Alberghi stracolmi per il meeting di atletica
In città 24 delegazioni con 800 persone. Molte di loro dirottate in strutture dell’Alto Sangro
SULMONA. Ben 24 delegazioni sportive per più di 800 persone che hanno riempito gli alberghi e i B&B della città, costringendo gli organizzatori a prenotare in Alto Sangro. È questo il risvolto produttivo e turistico della “Finale a bronzo”, in programma oggi e domani negli impianti dell’Incoronata. La Federazione nazionale atletica ha scelto proprio l’impianto sulmonese per l’importante competizione, che ha richiamato in città quasi mille persone provenienti da tutta Italia. Un’occasione che albergatori e gestori dei bed & breakfast cittadini non si sono lasciati scappare, con le camere praticamente piene, da costringere gli organizzatori a dirottare le prenotazioni anche in Alto Sangro. L’organizzazione dell’evento è come di consueto affidata all’Amatori Atletica Serafini, che si conferma leader tra le associazioni sportive che si occupano di atletica. «Sarà un week end ricco di presenze», dice Luigi Carrozza, presidente dell’Amatori Serafini, «che abbiamo voluto ben organizzare, affidandoci anche a una serie di eventi collaterali, legati alla riscoperta del nostro territorio». Ci saranno, infatti, visite guidate, escursioni, degustazioni di prodotti tipici e passeggiate in città. Sulmona, dunque, sarà conosciuta da 24 delegazioni provenienti un po’ da tutta Italia. Nel settore maschile arriveranno in città il Cus Pro di Milano, Brixia Atletica Brescia, Saf Atletica Piemonte, Coin Venezia 1949, Avis Macerata, Toscana Atletica Firenze, Montanari Reggio Emilia, Amatori Acquaviva Bari, Nuova Fanfulla Lodigiana, Gran Sasso Teramo, Acsi Campidoglio Roma e Imola. In quello femminile Libertas Udine, Marche, Piemonte Torino, Cus Cagliari, Valsugana Trentino, Asd Romatletica, Atletica Lugo, Livorno, Varese, Fondazione Bentegodi, Cus Catania e Montanari Reggio Emilia.

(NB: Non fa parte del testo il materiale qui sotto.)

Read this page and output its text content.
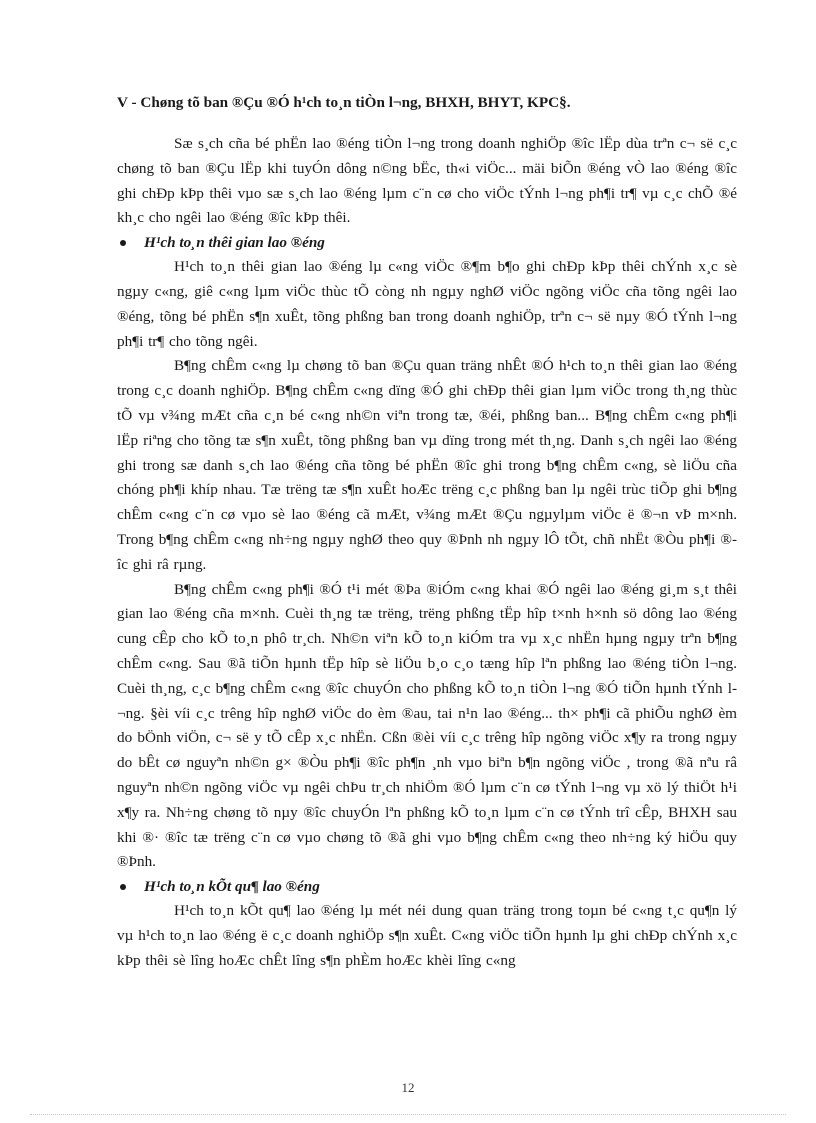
V - Chøng tõ ban ®Çu ®Ó h¹ch to¸n tiÒn l¬ng, BHXH, BHYT, KPC§.

Sæ s¸ch cña bé phËn lao ®éng tiÒn l¬ng trong doanh nghiÖp ®îc lËp dùa trªn c¬ së c¸c chøng tõ ban ®Çu lËp khi tuyÓn dông n©ng bËc, th«i viÖc... mäi biÕn ®éng vÒ lao ®éng ®îc ghi chÐp kÞp thêi vµo sæ s¸ch lao ®éng lµm c¨n cø cho viÖc tÝnh l¬ng ph¶i tr¶ vµ c¸c chÕ ®é kh¸c cho ngêi lao ®éng ®îc kÞp thêi.

H¹ch to¸n thêi gian lao ®éng

H¹ch to¸n thêi gian lao ®éng lµ c«ng viÖc ®¶m b¶o ghi chÐp kÞp thêi chÝnh x¸c sè ngµy c«ng, giê c«ng lµm viÖc thùc tÕ còng nh ngµy nghØ viÖc ngõng viÖc cña tõng ngêi lao ®éng, tõng bé phËn s¶n xuÊt, tõng phßng ban trong doanh nghiÖp, trªn c¬ së nµy ®Ó tÝnh l¬ng ph¶i tr¶ cho tõng ngêi.

B¶ng chÊm c«ng lµ chøng tõ ban ®Çu quan träng nhÊt ®Ó h¹ch to¸n thêi gian lao ®éng trong c¸c doanh nghiÖp. B¶ng chÊm c«ng dïng ®Ó ghi chÐp thêi gian lµm viÖc trong th¸ng thùc tÕ vµ v¾ng mÆt cña c¸n bé c«ng nh©n viªn trong tæ, ®éi, phßng ban... B¶ng chÊm c«ng ph¶i lËp riªng cho tõng tæ s¶n xuÊt, tõng phßng ban vµ dïng trong mét th¸ng. Danh s¸ch ngêi lao ®éng ghi trong sæ danh s¸ch lao ®éng cña tõng bé phËn ®îc ghi trong b¶ng chÊm c«ng, sè liÖu cña chóng ph¶i khíp nhau. Tæ trëng tæ s¶n xuÊt hoÆc trëng c¸c phßng ban lµ ngêi trùc tiÕp ghi b¶ng chÊm c«ng c¨n cø vµo sè lao ®éng cã mÆt, v¾ng mÆt ®Çu ngµylµm viÖc ë ®¬n vÞ m×nh. Trong b¶ng chÊm c«ng nh÷ng ngµy nghØ theo quy ®Þnh nh ngµy lÔ tÕt, chñ nhËt ®Òu ph¶i ®îc ghi râ rµng.

B¶ng chÊm c«ng ph¶i ®Ó t¹i mét ®Þa ®iÓm c«ng khai ®Ó ngêi lao ®éng gi¸m s¸t thêi gian lao ®éng cña m×nh. Cuèi th¸ng tæ trëng, trëng phßng tËp hîp t×nh h×nh sö dông lao ®éng cung cÊp cho kÕ to¸n phô tr¸ch. Nh©n viªn kÕ to¸n kiÓm tra vµ x¸c nhËn hµng ngµy trªn b¶ng chÊm c«ng. Sau ®ã tiÕn hµnh tËp hîp sè liÖu b¸o c¸o tæng hîp lªn phßng lao ®éng tiÒn l¬ng. Cuèi th¸ng, c¸c b¶ng chÊm c«ng ®îc chuyÓn cho phßng kÕ to¸n tiÒn l¬ng ®Ó tiÕn hµnh tÝnh l¬ng. §èi víi c¸c trêng hîp nghØ viÖc do èm ®au, tai n¹n lao ®éng... th× ph¶i cã phiÕu nghØ èm do bÖnh viÖn, c¬ së y tÕ cÊp x¸c nhËn. Cßn ®èi víi c¸c trêng hîp ngõng viÖc x¶y ra trong ngµy do bÊt cø nguyªn nh©n g× ®Òu ph¶i ®îc ph¶n ¸nh vµo biªn b¶n ngõng viÖc , trong ®ã nªu râ nguyªn nh©n ngõng viÖc vµ ngêi chÞu tr¸ch nhiÖm ®Ó lµm c¨n cø tÝnh l¬ng vµ xö lý thiÖt h¹i x¶y ra. Nh÷ng chøng tõ nµy ®îc chuyÓn lªn phßng kÕ to¸n lµm c¨n cø tÝnh trî cÊp, BHXH sau khi ®· ®îc tæ trëng c¨n cø vµo chøng tõ ®ã ghi vµo b¶ng chÊm c«ng theo nh÷ng ký hiÖu quy ®Þnh.

H¹ch to¸n kÕt qu¶ lao ®éng

H¹ch to¸n kÕt qu¶ lao ®éng lµ mét néi dung quan träng trong toµn bé c«ng t¸c qu¶n lý vµ h¹ch to¸n lao ®éng ë c¸c doanh nghiÖp s¶n xuÊt. C«ng viÖc tiÕn hµnh lµ ghi chÐp chÝnh x¸c kÞp thêi sè lîng hoÆc chÊt lîng s¶n phÈm hoÆc khèi lîng c«ng

12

«Sarà un modo in più per far conoscere la nostra città a moltissime persone, che ci auguriamo si troveranno benissimo per poi fare passaparola e tornare con parenti e conoscenti», aggiunge Carrozza. «Lo sport è anche questo, la possibilità di conoscere posti nuovi e dare opportunità a realtà non molto pubblicizzate come la nostra. Le competizioni ormai sono in grado di richiamare persone in tutta Italia e noi lo diciamo da anni, da quando chiedevamo il restyling della pista per intercettare gare importanti come questa».